Anche con la musica, che raggiunge molto
facilmente più persone, specialmente i
giovani, si può annunciare il Regno dei
Cieli.
Quando si fa qualcosa per il Signore e per
portare la Sua Parola agli altri è sempre
qualcosa di "speciale" che si ripete ogni
volta, ogni momento; e ogni attimo in cui
noi ascoltiamo il Messaggio che, con la
musica, ci viene annunciato, si scrive, nel
cammino che porta al Signore, una storia
"speciale".
Quando la musica diventa “strumento” per il
Signore…
Intervista a Roberto Bignoli
La fede
e la sua testimonianza agli altri avviene in
vari modi. Abbiamo davanti a noi tanti
esempi di persone che, con la loro vita e
con il loro esempio, hanno annunciato il
Regno dei Cieli.
I “mezzi” che sono messi a nostra
disposizione, per fare questo, sono
molteplici e, soprattutto, sono collegati ai
talenti che il Signore ha donato a ciascuno
di noi.
Da sempre la musica è stato un mezzo,
“usato” pure dalla religione, per pregare,
per lodare, per esaltare il nostro Dio, ed
anche per annunciarlo.
Da qualche anno abbiamo ormai un evento che
veramente è particolare: la musica cristiana
contemporanea.
Qualcuno ha affermato che la musica è sempre
musica. Questo è vero, ma usarla quale mezzo
per annunciare e testimoniare Cristo,
diventa un elemento che avvicina
maggiormente le persone al messaggio
evangelico, soprattutto la fascia
adolescenziale e giovanile.
E non si sta parlando di musica sacra, di
canto gregoriano, ecc…, ma semplicemente di
musica che viene ascoltata dai nostri
giovani e, perché no, anche dagli adulti e
dalla persone di una certa età.
Ci sono vari cantanti e cantautori che hanno
scelto questo mezzo per annunciare il
vangelo, fra questi emerge molto la figura
di Roberto Bignoli, che molti ricordano per
la sigla di Radio Maria, da lui composta e
cantata.
Ho fatto alcune domande a Roberto, circa la
sua scelta di cantare per il Signore,…ma
vediamo le sue stesse parole.
Forse questa
prima domanda sarà ovvia, ma quando hai
iniziato a cantare in pubblico?
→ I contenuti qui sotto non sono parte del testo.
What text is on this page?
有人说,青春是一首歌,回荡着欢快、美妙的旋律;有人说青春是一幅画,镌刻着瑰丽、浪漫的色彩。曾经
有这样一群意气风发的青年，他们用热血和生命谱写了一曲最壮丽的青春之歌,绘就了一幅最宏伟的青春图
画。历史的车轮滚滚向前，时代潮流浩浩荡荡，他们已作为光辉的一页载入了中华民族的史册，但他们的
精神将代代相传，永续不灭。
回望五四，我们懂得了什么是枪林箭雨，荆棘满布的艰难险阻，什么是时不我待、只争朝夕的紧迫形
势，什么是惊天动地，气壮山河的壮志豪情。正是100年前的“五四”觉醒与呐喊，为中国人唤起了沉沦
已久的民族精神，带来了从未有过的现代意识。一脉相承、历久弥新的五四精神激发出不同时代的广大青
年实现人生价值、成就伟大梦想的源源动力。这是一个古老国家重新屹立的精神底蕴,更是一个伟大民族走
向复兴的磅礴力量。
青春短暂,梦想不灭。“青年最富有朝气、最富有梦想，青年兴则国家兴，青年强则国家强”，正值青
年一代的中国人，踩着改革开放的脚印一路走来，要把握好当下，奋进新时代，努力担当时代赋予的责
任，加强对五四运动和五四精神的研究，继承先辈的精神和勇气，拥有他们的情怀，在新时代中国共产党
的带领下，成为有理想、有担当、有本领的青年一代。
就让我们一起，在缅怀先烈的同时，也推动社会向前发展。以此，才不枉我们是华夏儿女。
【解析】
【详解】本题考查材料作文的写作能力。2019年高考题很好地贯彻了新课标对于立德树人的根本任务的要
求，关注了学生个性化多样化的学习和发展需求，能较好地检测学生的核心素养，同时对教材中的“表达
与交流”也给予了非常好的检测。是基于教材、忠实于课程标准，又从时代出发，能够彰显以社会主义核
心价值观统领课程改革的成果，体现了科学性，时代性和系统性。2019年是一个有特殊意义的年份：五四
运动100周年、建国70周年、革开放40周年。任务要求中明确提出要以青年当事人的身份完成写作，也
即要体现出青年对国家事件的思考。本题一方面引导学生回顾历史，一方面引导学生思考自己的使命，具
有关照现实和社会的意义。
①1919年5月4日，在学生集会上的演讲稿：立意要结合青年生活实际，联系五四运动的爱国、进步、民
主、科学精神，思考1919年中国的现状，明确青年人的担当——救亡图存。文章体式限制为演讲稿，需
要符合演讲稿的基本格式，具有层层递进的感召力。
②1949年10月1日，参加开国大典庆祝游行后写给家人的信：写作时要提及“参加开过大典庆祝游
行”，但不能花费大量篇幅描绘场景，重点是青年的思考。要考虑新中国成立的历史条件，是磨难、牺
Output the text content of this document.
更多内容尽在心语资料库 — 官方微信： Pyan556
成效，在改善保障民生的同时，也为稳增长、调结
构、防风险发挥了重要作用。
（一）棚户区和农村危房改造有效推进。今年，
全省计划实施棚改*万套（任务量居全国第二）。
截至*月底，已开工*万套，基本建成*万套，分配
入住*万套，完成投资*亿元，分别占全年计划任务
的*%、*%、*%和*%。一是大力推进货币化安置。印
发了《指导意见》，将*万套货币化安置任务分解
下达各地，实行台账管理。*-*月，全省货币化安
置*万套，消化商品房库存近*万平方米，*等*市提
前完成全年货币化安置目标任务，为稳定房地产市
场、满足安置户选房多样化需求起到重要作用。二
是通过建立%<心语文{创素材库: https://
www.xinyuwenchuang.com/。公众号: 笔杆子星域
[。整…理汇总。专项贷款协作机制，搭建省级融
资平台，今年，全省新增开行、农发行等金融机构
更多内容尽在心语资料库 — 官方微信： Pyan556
Per quale
motivo?
La musica è sempre stata la mia passione,
fin da bambino, in collegio, mi creavo, con
gli oggetti che trovavo, gli strumenti
musicali e sognavo di studiare al
conservatorio, ma la mia situazione
familiare non me lo ha permesso e così mi
sono accontentato di imparare da solo.
I primi approcci con la musica ed il
pubblico li ho fatti da giovane, suonando e
cantando per le strade. Con alcuni amici
musicisti abbiamo girato per l’Europa ed in
particolare Spagna e Francia, poi ho
cominciato a partecipare a varie
manifestazioni canore cercando di affermarmi
ed ho fatto da spalla ad alcuni big della
musica leggera.
Mi sentivo gratificato anche perché cantare
in pubblico voleva dimostrare che Roberto
Bignoli, malgrado tutti i suoi problemi, era
una persona di successo. Oltretutto mi
piaceva poter condividere la passione della
musica con la gente e ricevere i loro sempre
più numerosi consensi.
La tua
infanzia ti ha influenzato in qualche modo
nelle tue scelte? Ne ricordi qualche
episodio particolare?
Certamente la mia infanzia ha contribuito in
modo estremamente forte sulle scelte della
mia vita. Non è stata facile e le sofferenze
di non poter vivere in un ambiente
familiare, ma in collegi, hanno influenzato
molto il mio carattere e le mie scelte
infatti, appena ho potuto, sono andato a
vivere in un centro studentesco ed ho
abbandonato tutte le prospettive di futuro
che mi avevano imposto fino a quel momento:
volevo vivere la mia vita con le mie forze,
senza più dipendere da nessuno e cercando di
rivoluzionare il mondo quindi affiancandomi
ad ideali, che nel tempo si sono riscontrati
fasulli, ma ai quali avevo creduto
profondamente, quindi avevo cercato le mie
risposte attraverso la beat generation
meglio conosciuta come “i figli dei fiori”,
successivamente a scelte politiche
estremiste fino a quando tutto si è placato
nel mondo dello spettacolo, ma dentro me
c’era ancora tanta rabbia e tanto rancore
nei confronti della società.
Dell’adolescenza, cosa pensi possa essere
stato importante per le tue future scelte?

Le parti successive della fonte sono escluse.